Earlier diagnosis in this patient would have permitted starting physical therapy and interprofessional interventions sooner. However, starting these interventions in this patient is already challenging at baseline, given that the patient’s family depends on Medicaid for healthcare services. Other complicating socioeconomic determinants of health, including income, language barriers, and level of education, may make it more difficult to find, finance, and travel to office visits, diagnostic testing, and infusion services. Moreover, many services, such as genetic counseling and DEXA scans for pediatric patients, are not readily available in our state, which incurs additional costs of travel out of state for these services, all of which may further delay the time to definitive management of the disorder.

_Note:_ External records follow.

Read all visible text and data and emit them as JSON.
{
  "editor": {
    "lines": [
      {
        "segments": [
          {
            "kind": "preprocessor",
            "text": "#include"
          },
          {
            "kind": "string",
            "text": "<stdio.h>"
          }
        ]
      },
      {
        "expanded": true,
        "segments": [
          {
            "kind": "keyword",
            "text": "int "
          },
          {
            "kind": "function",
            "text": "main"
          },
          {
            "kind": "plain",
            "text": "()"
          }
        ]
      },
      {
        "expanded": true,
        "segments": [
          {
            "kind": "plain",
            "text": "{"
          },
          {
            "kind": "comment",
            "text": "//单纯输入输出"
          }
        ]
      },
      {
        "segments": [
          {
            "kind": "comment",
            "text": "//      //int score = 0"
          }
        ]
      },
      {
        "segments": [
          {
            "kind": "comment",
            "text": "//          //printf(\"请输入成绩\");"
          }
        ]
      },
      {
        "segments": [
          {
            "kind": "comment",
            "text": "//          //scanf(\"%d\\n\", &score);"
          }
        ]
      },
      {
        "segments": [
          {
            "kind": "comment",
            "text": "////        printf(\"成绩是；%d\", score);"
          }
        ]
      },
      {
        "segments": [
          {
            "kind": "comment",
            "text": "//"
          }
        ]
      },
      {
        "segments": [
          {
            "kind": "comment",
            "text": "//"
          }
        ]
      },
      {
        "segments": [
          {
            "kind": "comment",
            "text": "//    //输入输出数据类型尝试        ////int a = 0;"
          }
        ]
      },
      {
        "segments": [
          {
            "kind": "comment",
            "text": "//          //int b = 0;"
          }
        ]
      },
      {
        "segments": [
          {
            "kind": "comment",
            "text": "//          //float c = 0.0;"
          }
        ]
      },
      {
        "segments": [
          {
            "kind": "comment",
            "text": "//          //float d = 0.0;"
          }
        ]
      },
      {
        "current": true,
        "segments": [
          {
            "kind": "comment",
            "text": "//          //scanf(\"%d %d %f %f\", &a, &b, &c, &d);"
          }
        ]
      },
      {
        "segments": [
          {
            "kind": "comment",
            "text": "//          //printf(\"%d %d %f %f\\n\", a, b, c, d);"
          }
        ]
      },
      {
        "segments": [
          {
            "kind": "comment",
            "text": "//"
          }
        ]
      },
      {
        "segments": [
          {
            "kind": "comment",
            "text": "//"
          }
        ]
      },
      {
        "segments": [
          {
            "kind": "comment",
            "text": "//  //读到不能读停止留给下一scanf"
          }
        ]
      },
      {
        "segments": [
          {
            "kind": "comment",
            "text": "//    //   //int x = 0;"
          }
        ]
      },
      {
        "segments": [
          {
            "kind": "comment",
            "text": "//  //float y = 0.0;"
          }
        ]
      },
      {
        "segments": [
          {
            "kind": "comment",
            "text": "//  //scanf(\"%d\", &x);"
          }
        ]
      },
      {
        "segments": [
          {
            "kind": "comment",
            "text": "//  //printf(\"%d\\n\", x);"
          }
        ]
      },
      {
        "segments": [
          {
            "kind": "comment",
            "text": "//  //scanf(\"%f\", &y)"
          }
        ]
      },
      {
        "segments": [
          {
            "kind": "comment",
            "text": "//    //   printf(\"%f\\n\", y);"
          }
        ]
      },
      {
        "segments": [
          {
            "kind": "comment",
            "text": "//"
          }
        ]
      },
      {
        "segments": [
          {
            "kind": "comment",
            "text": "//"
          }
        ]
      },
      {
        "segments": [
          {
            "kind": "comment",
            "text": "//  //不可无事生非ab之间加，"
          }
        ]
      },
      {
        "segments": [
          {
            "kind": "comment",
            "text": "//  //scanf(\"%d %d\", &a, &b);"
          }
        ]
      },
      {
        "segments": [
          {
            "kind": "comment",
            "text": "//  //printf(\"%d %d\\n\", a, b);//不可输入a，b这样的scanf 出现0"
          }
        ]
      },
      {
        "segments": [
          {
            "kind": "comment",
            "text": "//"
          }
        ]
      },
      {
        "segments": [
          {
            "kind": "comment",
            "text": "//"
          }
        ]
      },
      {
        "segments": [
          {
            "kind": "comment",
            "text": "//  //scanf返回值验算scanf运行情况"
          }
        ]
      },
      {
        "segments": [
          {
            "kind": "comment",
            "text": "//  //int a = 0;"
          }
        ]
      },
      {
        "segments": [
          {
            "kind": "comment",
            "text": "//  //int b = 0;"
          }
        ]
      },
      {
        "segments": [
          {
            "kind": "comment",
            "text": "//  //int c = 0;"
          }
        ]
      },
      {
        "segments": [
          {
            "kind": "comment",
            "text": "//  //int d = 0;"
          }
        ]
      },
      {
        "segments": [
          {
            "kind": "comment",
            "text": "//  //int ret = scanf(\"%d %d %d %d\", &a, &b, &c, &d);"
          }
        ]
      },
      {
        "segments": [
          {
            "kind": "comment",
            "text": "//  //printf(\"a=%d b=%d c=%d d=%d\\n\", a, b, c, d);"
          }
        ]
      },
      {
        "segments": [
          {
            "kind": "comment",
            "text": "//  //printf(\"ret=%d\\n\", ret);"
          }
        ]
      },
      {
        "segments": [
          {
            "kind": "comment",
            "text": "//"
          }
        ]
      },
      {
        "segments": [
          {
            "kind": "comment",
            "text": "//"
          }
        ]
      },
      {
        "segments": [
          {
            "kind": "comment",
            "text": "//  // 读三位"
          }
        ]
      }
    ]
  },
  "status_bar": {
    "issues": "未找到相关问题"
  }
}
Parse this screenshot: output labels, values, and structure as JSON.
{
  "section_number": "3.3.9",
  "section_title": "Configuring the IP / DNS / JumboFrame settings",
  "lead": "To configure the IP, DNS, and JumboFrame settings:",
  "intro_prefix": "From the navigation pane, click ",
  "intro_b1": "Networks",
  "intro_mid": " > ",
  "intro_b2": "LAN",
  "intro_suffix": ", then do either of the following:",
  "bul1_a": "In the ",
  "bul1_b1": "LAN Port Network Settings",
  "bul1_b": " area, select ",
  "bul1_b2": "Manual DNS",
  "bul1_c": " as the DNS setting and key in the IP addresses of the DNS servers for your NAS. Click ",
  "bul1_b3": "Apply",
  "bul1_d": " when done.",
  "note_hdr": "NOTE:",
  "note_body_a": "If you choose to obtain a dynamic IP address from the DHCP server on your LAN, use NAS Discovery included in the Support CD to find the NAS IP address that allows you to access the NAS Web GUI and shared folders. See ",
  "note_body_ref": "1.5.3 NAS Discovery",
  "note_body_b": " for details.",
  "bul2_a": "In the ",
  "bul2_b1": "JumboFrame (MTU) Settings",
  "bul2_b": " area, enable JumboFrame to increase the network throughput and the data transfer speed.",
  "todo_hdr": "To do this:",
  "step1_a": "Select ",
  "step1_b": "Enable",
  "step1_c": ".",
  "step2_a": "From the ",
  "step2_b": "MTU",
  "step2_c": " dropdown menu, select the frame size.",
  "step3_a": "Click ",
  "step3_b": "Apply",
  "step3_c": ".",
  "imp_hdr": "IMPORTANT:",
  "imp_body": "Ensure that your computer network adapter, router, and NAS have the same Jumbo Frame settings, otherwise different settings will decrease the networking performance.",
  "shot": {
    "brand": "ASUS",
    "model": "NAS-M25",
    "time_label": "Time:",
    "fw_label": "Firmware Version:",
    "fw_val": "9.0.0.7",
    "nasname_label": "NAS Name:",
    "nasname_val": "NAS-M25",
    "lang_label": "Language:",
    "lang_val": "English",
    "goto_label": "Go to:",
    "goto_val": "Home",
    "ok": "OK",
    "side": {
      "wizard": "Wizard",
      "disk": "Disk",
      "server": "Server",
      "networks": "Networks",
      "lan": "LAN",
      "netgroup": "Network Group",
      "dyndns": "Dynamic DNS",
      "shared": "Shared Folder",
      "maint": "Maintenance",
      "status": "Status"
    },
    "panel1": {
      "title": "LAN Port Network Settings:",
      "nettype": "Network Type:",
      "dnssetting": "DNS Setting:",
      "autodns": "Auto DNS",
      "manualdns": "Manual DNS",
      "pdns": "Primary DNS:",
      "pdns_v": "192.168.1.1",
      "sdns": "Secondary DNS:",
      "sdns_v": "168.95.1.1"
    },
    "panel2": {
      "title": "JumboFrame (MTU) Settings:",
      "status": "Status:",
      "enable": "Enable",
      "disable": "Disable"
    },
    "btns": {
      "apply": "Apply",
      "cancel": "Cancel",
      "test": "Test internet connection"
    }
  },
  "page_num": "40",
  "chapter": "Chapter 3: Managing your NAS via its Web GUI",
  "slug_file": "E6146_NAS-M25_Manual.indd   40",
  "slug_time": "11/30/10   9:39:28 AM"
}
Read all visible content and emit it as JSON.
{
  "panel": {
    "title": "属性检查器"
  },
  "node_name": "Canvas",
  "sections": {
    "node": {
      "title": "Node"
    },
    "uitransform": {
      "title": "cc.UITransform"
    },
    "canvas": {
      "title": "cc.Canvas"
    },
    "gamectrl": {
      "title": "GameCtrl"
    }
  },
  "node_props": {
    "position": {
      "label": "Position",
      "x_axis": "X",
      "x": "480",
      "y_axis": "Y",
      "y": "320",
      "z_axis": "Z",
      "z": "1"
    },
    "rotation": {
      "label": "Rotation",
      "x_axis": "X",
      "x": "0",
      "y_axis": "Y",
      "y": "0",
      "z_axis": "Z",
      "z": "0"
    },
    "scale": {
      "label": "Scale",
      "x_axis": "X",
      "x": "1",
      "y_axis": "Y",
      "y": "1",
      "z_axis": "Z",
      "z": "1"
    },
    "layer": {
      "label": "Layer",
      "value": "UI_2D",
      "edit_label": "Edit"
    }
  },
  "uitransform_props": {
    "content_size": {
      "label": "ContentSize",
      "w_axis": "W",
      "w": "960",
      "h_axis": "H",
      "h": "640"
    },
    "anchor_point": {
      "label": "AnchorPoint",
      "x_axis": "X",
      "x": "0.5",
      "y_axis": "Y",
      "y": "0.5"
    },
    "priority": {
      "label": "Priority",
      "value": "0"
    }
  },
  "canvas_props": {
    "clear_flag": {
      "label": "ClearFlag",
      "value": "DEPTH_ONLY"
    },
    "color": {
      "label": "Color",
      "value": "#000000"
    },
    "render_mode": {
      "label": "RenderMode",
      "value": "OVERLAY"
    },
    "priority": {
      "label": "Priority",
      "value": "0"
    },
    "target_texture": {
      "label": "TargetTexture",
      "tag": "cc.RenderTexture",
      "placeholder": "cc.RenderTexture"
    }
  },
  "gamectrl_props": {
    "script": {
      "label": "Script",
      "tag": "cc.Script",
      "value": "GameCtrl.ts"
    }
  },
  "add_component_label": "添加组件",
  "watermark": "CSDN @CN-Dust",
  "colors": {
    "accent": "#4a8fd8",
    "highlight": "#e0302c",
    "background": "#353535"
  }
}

All of these additional factors further emphasize the importance of prompt diagnosis to ensure that patients and their families have the time and resources to pursue appropriate treatment.

Conclusions

OI is a rare genetic disorder of collagen formation characterized by poor bone mineralization, frequent fractures, and numerous extraskeletal manifestations. This can increase the risk of many developmental abnormalities in pediatric patients, necessitating the services of an interprofessional group of physicians and healthcare providers to manage subsequent comorbidities and facilitate normal growth and development. Although more research is needed, a key component to managing OI is early diagnosis and treatment, especially when individual factors, such as incomplete family history or socioeconomic factors, can delay diagnosis and treatment, leading to adverse health outcomes.